1 year ago
The Fyre Festival proved to be the dark side of “truth in advertising,” one of the 21st century’s truly great marketing, operational, and financial disasters.
And now, as The New York Times reports, a federal investigation is underway into just how far its founders went in making it so.
The festival, whose demise RealClearLife reported on in real time, was supposed to be the luxury music festival to end all luxury music festivals.
Taking place on a remote island in the Bahamas, its founders regaled would-be festival-goers with tales of glamping, high-end cuisine, and top international music acts—all to the tune of thousands of dollars in ticket fees and package deals.
There ended up being no luxury or music.
A source told the Times that—aside from the number of lawsuits that have been levied against the festival’s founders—an investigation is being conducted by the U.S. attorney’s office for the Southern District of New York and the FBI.

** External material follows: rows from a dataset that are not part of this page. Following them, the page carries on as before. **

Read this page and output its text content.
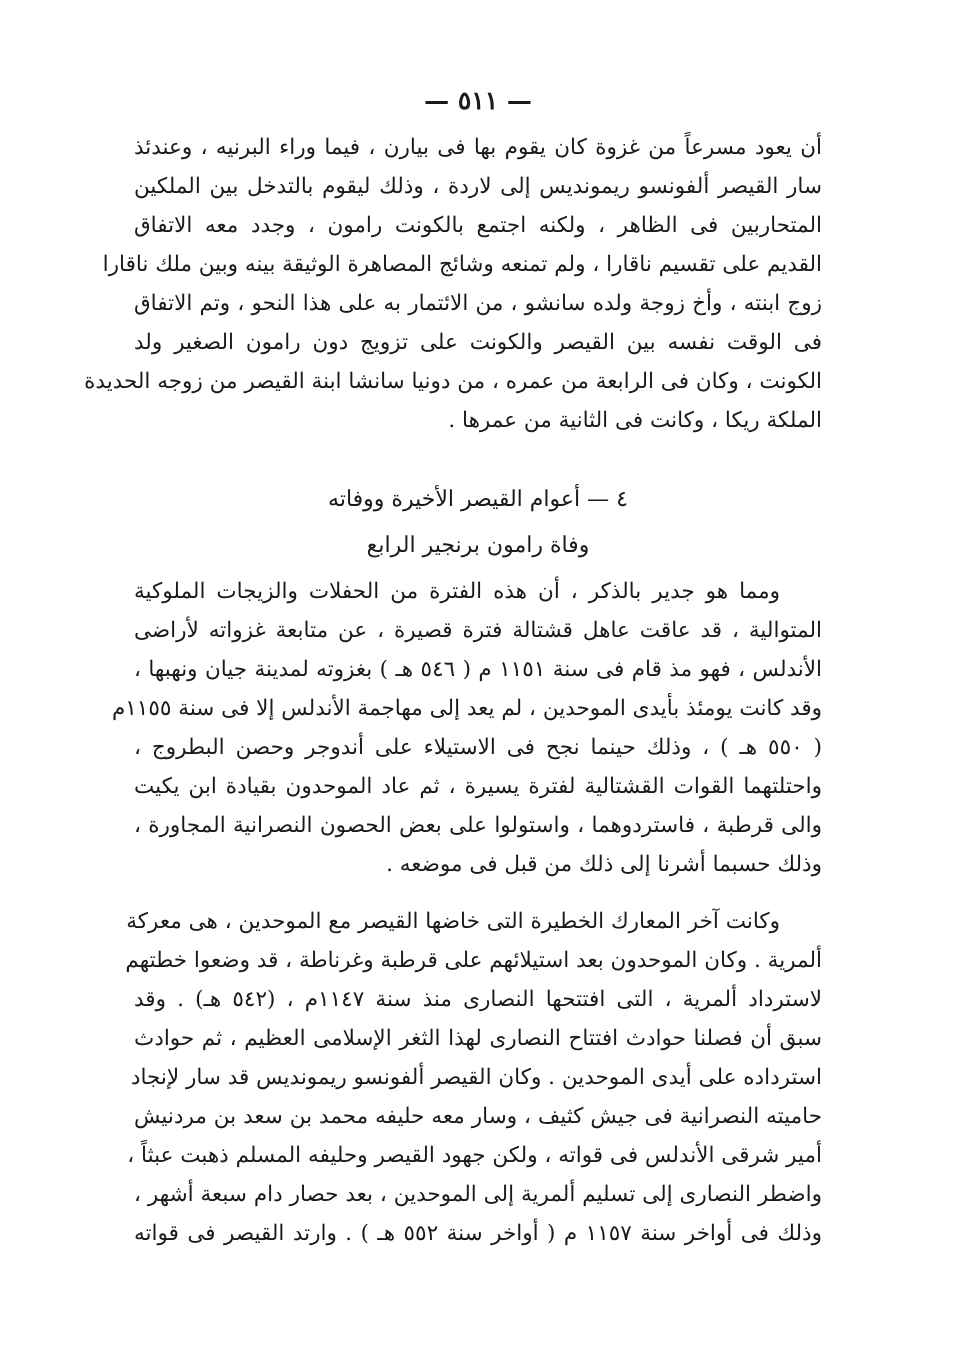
— ٥١١ —
أن يعود مسرعاً من غزوة كان يقوم بها فى بيارن ، فيما وراء البرنيه ، وعندئذ
سار القيصر ألفونسو ريمونديس إلى لاردة ، وذلك ليقوم بالتدخل بين الملكين
المتحاربين فى الظاهر ، ولكنه اجتمع بالكونت رامون ، وجدد معه الاتفاق
القديم على تقسيم ناقارا ، ولم تمنعه وشائج المصاهرة الوثيقة بينه وبين ملك ناقارا
زوج ابنته ، وأخ زوجة ولده سانشو ، من الائتمار به على هذا النحو ، وتم الاتفاق
فى الوقت نفسه بين القيصر والكونت على تزويج دون رامون الصغير ولد
الكونت ، وكان فى الرابعة من عمره ، من دونيا سانشا ابنة القيصر من زوجه الحديدة
الملكة ريكا ، وكانت فى الثانية من عمرها .
٤ — أعوام القيصر الأخيرة ووفاته
وفاة رامون برنجير الرابع
ومما هو جدير بالذكر ، أن هذه الفترة من الحفلات والزيجات الملوكية
المتوالية ، قد عاقت عاهل قشتالة فترة قصيرة ، عن متابعة غزواته لأراضى
الأندلس ، فهو مذ قام فى سنة ١١٥١ م ( ٥٤٦ هـ ) بغزوته لمدينة جيان ونهبها ،
وقد كانت يومئذ بأيدى الموحدين ، لم يعد إلى مهاجمة الأندلس إلا فى سنة ١١٥٥م
( ٥٥٠ هـ ) ، وذلك حينما نجح فى الاستيلاء على أندوجر وحصن البطروج ،
واحتلتهما القوات القشتالية لفترة يسيرة ، ثم عاد الموحدون بقيادة ابن يكيت
والى قرطبة ، فاستردوهما ، واستولوا على بعض الحصون النصرانية المجاورة ،
وذلك حسبما أشرنا إلى ذلك من قبل فى موضعه .
وكانت آخر المعارك الخطيرة التى خاضها القيصر مع الموحدين ، هى معركة
ألمرية . وكان الموحدون بعد استيلائهم على قرطبة وغرناطة ، قد وضعوا خطتهم
لاسترداد ألمرية ، التى افتتحها النصارى منذ سنة ١١٤٧م ، (٥٤٢ هـ) . وقد
سبق أن فصلنا حوادث افتتاح النصارى لهذا الثغر الإسلامى العظيم ، ثم حوادث
استرداده على أيدى الموحدين . وكان القيصر ألفونسو ريمونديس قد سار لإنجاد
حاميته النصرانية فى جيش كثيف ، وسار معه حليفه محمد بن سعد بن مردنيش
أمير شرقى الأندلس فى قواته ، ولكن جهود القيصر وحليفه المسلم ذهبت عبثاً ،
واضطر النصارى إلى تسليم ألمرية إلى الموحدين ، بعد حصار دام سبعة أشهر ،
وذلك فى أواخر سنة ١١٥٧ م ( أواخر سنة ٥٥٢ هـ ) . وارتد القيصر فى قواته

Among the victims of the festival is one restaurant owner in the Bahamas, who says she hasn’t been paid $134,000 for the food services she provided the festival crew. There are countless others—crew members, employees at Fyre Media (the festival’s parent company), and artisans—who haven’t been paid for their services.
And all of it seems to be coming down on the head of 25-year-old entrepreneur and founder Billy McFarland, whom the Times refers to as “The Wolf of Wall Street for the selfie set.”
According to reports in the article, McFarland had a history of making lofty promises he couldn’t keep, and may be looking at substantial jail time when all is said done.